Hohenheim University Simulates the Operation of a Biogas Plant with Simulink and Simscape
“The model can be used to simulate a range of different biogas plant operation scenarios. Rather than just the outcome of a research project, it could be a good start for developing a complex concept for optimization of sector coupling.”
Key Outcomes
- Simulated annual energy output from a different daily feeding in only 15 minutes
- Tuned different parameters to simulate a wide range of biogas plant operational scenarios
- Achieved high simulation accuracy, with average errors not exceeding 7.7% when comparing simulations to real data
Simulation for biogas yield during anaerobic digestion, combustion of biogas in a CHP, electrical and thermal energy output, and distribution to consumers (above) and the research biogas plant Unterer Lindenhof (Germany) (below).
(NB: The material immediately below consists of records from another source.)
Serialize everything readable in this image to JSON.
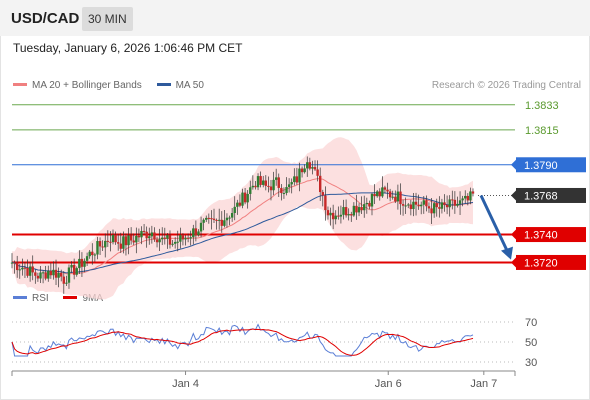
{
  "header": {
    "pair": "USD/CAD",
    "timeframe": "30 MIN"
  },
  "datetime": "Tuesday, January 6, 2026 1:06:46 PM CET",
  "legend_main": [
    {
      "label": "MA 20 + Bollinger Bands",
      "color": "#f08080"
    },
    {
      "label": "MA 50",
      "color": "#2e5a9c"
    }
  ],
  "research_note": "Research © 2026 Trading Central",
  "legend_rsi": [
    {
      "label": "RSI",
      "color": "#5b7fd6"
    },
    {
      "label": "9MA",
      "color": "#e00000"
    }
  ],
  "colors": {
    "candle_up": "#2e7d32",
    "candle_down": "#c62828",
    "band_fill": "#fbd5d5",
    "ma20": "#f08080",
    "ma50": "#2e5a9c",
    "target_arrow": "#2a5fa8"
  },
  "chart_data": {
    "type": "candlestick",
    "ylim": [
      1.3706,
      1.384
    ],
    "rsi_ylim": [
      22,
      80
    ],
    "rsi_levels": [
      70,
      50,
      30
    ],
    "x_ticks": [
      {
        "label": "Jan 4",
        "pos": 0.345
      },
      {
        "label": "Jan 6",
        "pos": 0.748
      },
      {
        "label": "Jan 7",
        "pos": 0.938
      }
    ],
    "levels": [
      {
        "value": 1.3833,
        "label": "1.3833",
        "kind": "resistance-green"
      },
      {
        "value": 1.3815,
        "label": "1.3815",
        "kind": "resistance-green"
      },
      {
        "value": 1.379,
        "label": "1.3790",
        "kind": "pivot"
      },
      {
        "value": 1.3768,
        "label": "1.3768",
        "kind": "last-price"
      },
      {
        "value": 1.374,
        "label": "1.3740",
        "kind": "support"
      },
      {
        "value": 1.372,
        "label": "1.3720",
        "kind": "support"
      }
    ],
    "target": {
      "from": 1.3768,
      "to": 1.3722
    },
    "close_anchors": [
      [
        0,
        1.372
      ],
      [
        5,
        1.3716
      ],
      [
        8,
        1.3712
      ],
      [
        11,
        1.371
      ],
      [
        14,
        1.3714
      ],
      [
        18,
        1.3712
      ],
      [
        20,
        1.3708
      ],
      [
        22,
        1.3712
      ],
      [
        26,
        1.3718
      ],
      [
        30,
        1.3726
      ],
      [
        34,
        1.3732
      ],
      [
        38,
        1.3738
      ],
      [
        42,
        1.3734
      ],
      [
        46,
        1.3736
      ],
      [
        50,
        1.374
      ],
      [
        54,
        1.3742
      ],
      [
        58,
        1.3736
      ],
      [
        62,
        1.3734
      ],
      [
        66,
        1.3737
      ],
      [
        70,
        1.3742
      ],
      [
        74,
        1.3747
      ],
      [
        78,
        1.3748
      ],
      [
        82,
        1.3752
      ],
      [
        86,
        1.3758
      ],
      [
        90,
        1.3768
      ],
      [
        94,
        1.3778
      ],
      [
        98,
        1.3774
      ],
      [
        102,
        1.3777
      ],
      [
        106,
        1.3772
      ],
      [
        110,
        1.378
      ],
      [
        114,
        1.3796
      ],
      [
        116,
        1.3788
      ],
      [
        119,
        1.3774
      ],
      [
        122,
        1.3756
      ],
      [
        125,
        1.3755
      ],
      [
        130,
        1.3758
      ],
      [
        136,
        1.3762
      ],
      [
        140,
        1.3768
      ],
      [
        144,
        1.377
      ],
      [
        148,
        1.3768
      ],
      [
        152,
        1.3764
      ],
      [
        156,
        1.3762
      ],
      [
        160,
        1.376
      ],
      [
        164,
        1.3758
      ],
      [
        168,
        1.376
      ],
      [
        172,
        1.3762
      ],
      [
        176,
        1.3764
      ],
      [
        178,
        1.3768
      ]
    ]
  }
}
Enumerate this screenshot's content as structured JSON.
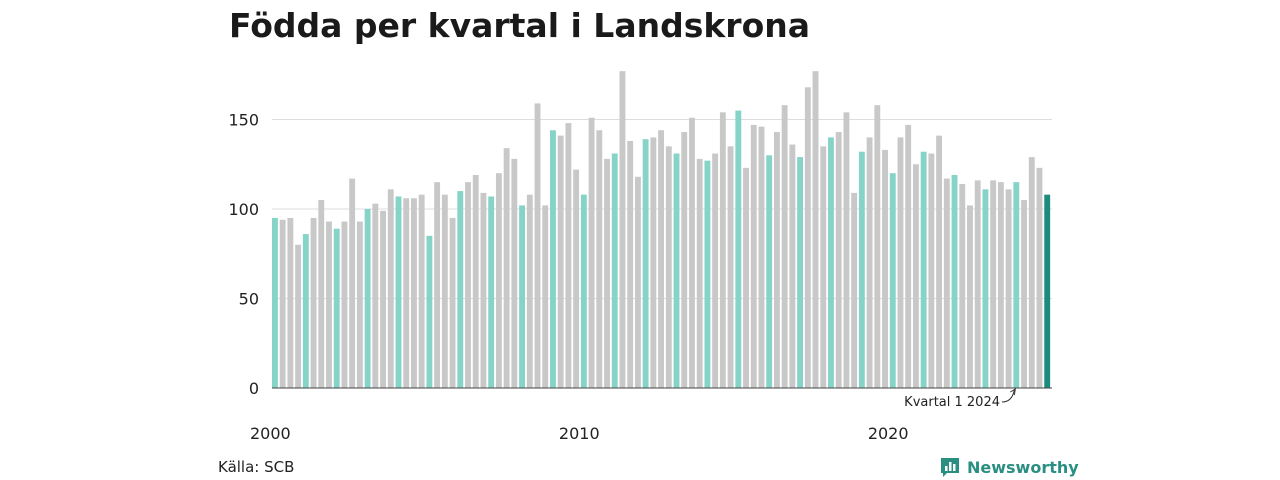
{
  "colors": {
    "q1": "#86d3c8",
    "other": "#c8c8c8",
    "latest": "#1c8a7c",
    "grid": "#dddddd",
    "axis": "#444444",
    "brand": "#2a8f80"
  },
  "chart_data": {
    "type": "bar",
    "title": "Födda per kvartal i Landskrona",
    "xlabel": "",
    "ylabel": "",
    "ylim": [
      0,
      180
    ],
    "yticks": [
      0,
      50,
      100,
      150
    ],
    "xticks": [
      "2000",
      "2010",
      "2020"
    ],
    "grid": true,
    "legend": "none",
    "start_year": 2000,
    "values": [
      95,
      94,
      95,
      80,
      86,
      95,
      105,
      93,
      89,
      93,
      117,
      93,
      100,
      103,
      99,
      111,
      107,
      106,
      106,
      108,
      85,
      115,
      108,
      95,
      110,
      115,
      119,
      109,
      107,
      120,
      134,
      128,
      102,
      108,
      159,
      102,
      144,
      141,
      148,
      122,
      108,
      151,
      144,
      128,
      131,
      177,
      138,
      118,
      139,
      140,
      144,
      135,
      131,
      143,
      151,
      128,
      127,
      131,
      154,
      135,
      155,
      123,
      147,
      146,
      130,
      143,
      158,
      136,
      129,
      168,
      177,
      135,
      140,
      143,
      154,
      109,
      132,
      140,
      158,
      133,
      120,
      140,
      147,
      125,
      132,
      131,
      141,
      117,
      119,
      114,
      102,
      116,
      111,
      116,
      115,
      111,
      115,
      105,
      129,
      123,
      108
    ],
    "annotation": {
      "text": "Kvartal 1 2024",
      "index": 96
    }
  },
  "source": "Källa: SCB",
  "brand": {
    "name": "Newsworthy"
  }
}
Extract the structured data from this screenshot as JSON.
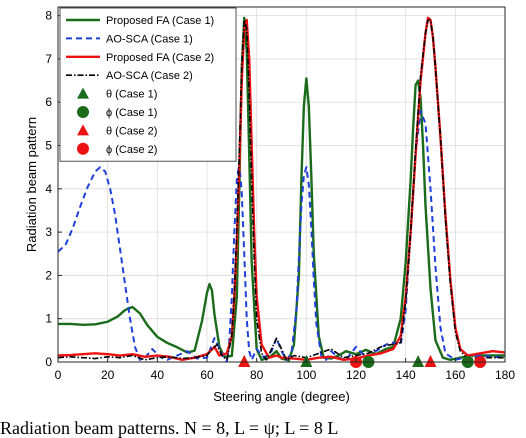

Located in Stuttgart, the University of Hohenheim is Germany’s leading university in agricultural research and food sciences. The university’s State Institute of Agricultural Engineering and Bioenergy facilitates an interface between university research and agricultural practice, with a focus on bioenergy production and network system services.
At the biogas station, a substrate mixture of manure, slurry, and energy crops—such as corn, cereals, grass, and sugar beet—is fed daily to digesters. In the digesters, a mixed bacterial community—which includes methanogenic archaea—degrades biomass and produces biogas. Desulphurized and dried biogas is supplied to combustion chambers of a combined heat and power (CHP) system. Electrical energy and heat are distributed on the farm for the needs of local facilities, and a surplus of electrical power is supplied to the grid.
The University of Hohenheim has a MathWorks Campus-Wide License, and MATLAB® tools were already being used to model continuous processes for biogas research. Recently, researchers selected Simulink® and Simscape™ for a funded project to model the coupling of a biorefinery and a biogas plant. The purpose of the simulation was to consider different scenarios of onsite heat distribution and assess potential heat output in the case of different substrate mixtures fed to the digesters.
Using MATLAB and Simulink, researchers developed a simulation flow model that calculates the biogas production rate, based on the substrate mixture, and prognosticates the electrical and thermal output of the CHP system. Different parameters can be tuned—including different substrate mixtures, settings of controllers, ambient temperature, pump flow rates, and number of consumers—to perform simulations under varying conditions of demand-driven energy production.